Children

Playing Favorites With Your Children

If you have more than one child in your home, there will come a time when you will be accused of playing favorites with your children. “You like her better than me” or “you always let him get his way’ will be spewed rhetoric stinging your ears and remaining a constant reminder that no matter what you do, it will never be equal or fair. Realize that no matter what you do, your children will never fully understand your rhyme or reason. Often, trying to explain yourself or make them agree with you is quite simply breath wasted. However, if one of your children is constantly dealing you the ‘not fair‘ card you may want to listen.

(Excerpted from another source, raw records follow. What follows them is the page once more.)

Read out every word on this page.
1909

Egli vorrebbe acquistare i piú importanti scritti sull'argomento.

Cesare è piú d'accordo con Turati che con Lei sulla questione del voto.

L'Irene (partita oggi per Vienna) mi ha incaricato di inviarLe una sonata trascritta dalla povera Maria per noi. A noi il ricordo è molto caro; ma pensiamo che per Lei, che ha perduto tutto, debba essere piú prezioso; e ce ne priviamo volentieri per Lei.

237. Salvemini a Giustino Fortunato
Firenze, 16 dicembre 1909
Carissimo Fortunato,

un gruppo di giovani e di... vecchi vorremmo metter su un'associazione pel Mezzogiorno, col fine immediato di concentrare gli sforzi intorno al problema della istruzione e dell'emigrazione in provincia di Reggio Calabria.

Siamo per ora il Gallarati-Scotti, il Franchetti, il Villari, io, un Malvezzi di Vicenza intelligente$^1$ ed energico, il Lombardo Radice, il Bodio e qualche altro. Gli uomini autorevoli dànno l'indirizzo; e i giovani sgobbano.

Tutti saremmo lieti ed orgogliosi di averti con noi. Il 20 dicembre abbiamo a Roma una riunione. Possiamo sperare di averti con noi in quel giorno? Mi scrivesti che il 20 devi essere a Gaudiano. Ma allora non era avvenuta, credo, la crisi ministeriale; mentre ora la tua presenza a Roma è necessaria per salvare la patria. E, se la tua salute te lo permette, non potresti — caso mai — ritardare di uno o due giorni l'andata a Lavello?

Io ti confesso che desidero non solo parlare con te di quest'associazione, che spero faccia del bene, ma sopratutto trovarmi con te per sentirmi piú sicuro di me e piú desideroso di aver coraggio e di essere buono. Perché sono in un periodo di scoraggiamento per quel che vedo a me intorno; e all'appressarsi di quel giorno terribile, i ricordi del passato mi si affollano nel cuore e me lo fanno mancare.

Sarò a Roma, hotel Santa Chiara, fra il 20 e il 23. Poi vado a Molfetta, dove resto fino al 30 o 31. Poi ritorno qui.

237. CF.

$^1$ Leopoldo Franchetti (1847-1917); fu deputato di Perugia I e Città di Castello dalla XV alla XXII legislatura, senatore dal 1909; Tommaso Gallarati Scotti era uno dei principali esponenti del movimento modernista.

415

Parents always say that they love all of their children the same. While this sounds appropriate, it is rarely true and nearly impossible to do. No two children are a like and every family is both blessed and cursed with children who present different personalities. In every instance, one child is comes out looking like the diamond. Trouble arises in families however, when the mostly mild mannered and studious child is always getting recognized for their accomplishments. When parents begin comparing children and saying things like ‘why can’t you be more like your sister, deeper emotional problems can develop. These problems, where a child feels like they aren’t the favorite and play a Cinderella role in the home can be the beginnings of deeply anchored self-esteem issues. Parents don’t necessarily mean to make comparisons or make one child feel ‘less than’ however actions speak louder than words to contrary.

The important thing as a parent is to accept responsibility for your feelings. Yes, it is easier to spend time with the child in your home who requires the least discipline. The child who keeps their room clean, goes to bed without a hitch and who rarely talks back will definitely catch less slack than he or she that tends to be argumentative. The child who has the easiest temperament will naturally attract the most positive attention. Unfortunately, that fact alone will have the ‘other’ child pushing the limits even more. They may feel that they have to initiate even more behavior just to get any attention at all. As you know, negative attention is better than no attention at all to a child that feels deprived. Sadly, this only makes things worse and can have parents playing favorites with their children even more.

Another thing that happens in families is that each parent seems to get along better with one child than another. This doesn’t mean that they love that child more, but just that they share a chemistry with one another. While a parent may feel guilty about, and the other kids will definitely pick up on this connection; this isn’t something you can necessarily control or should feel about it. In some ways, these secret connections between some parents and certain children provoke the playing favorites persona. What every parent should do is make certain that they split their time equally and try to find common ground with the all of their kids. And, as a parent it is best to not continuously get caught up in a routine of doing what is easier by spending more time and energy with one child rather than another.

The unfortunate side of playing favorites with children is that parents don’t intend to do so. They may use the older sibling or more well behaved child as an example in the hopes that it will make another child act better or feel they have an example of what they should be doing. But, this destroys the sibling relationships, causes a very deep sense of jealousy, and will in the end actually make things worse within the family. If this goes on for an extended period of time, the child that feels they aren’t the favorite will take on what is called a ‘step child’ attitude, stemming from the sense that they really aren’t cared about that much. They will also become distant and even harder to relate to as time goes on. The sibling relationship that ensues can be strained well into adulthood. The question then is how can parents be completely equal with all children. And the answer is that really you can’t.

What parent can do to avoid the stigma of playing favorites with their children is treat each child as an individual, while hanging on to a reliable set of rules. This means that the rules apply no matter what. And that these rules are the same forever child. Similarly, discipline should be tailored to individual needs but should remain relatively consistent and in line from one kid to the other. If your normally straight A student brings home a failing grade, it should be treated in the same manner as it is with a child that struggles in school constantly. When the rules are the same, the consequences can be expected and the discipline is consistent children in the family will feel more like equals.

No parent is perfect and no family is a perfect example of equality. The easiest way to tell if your child suffers from the playing favorite syndrome, is to listen. If they often talk about it, complain that things are unfair or make comments that suggest they feel less love than another kid in the house does then your best defense is to take it seriously. Trying to convince them otherwise or talk them out of their feelings just won’t work. Actions speak much louder than words and the bottom line is, it doesn’t matter if you think the claims are fabricated. Your child believes that you play favorites with your children and you should deal with it quickly! This doesn’t mean you have to feel manipulated by or indulgent in your child but rather you should take a concise look at your behaviors and perhaps see the reasons why your child may feel the way they do. don’t make the mistake of going overboard with this child either just try to find a place that represents balance and harmony, and that makes every child feel they have a special place in your heart.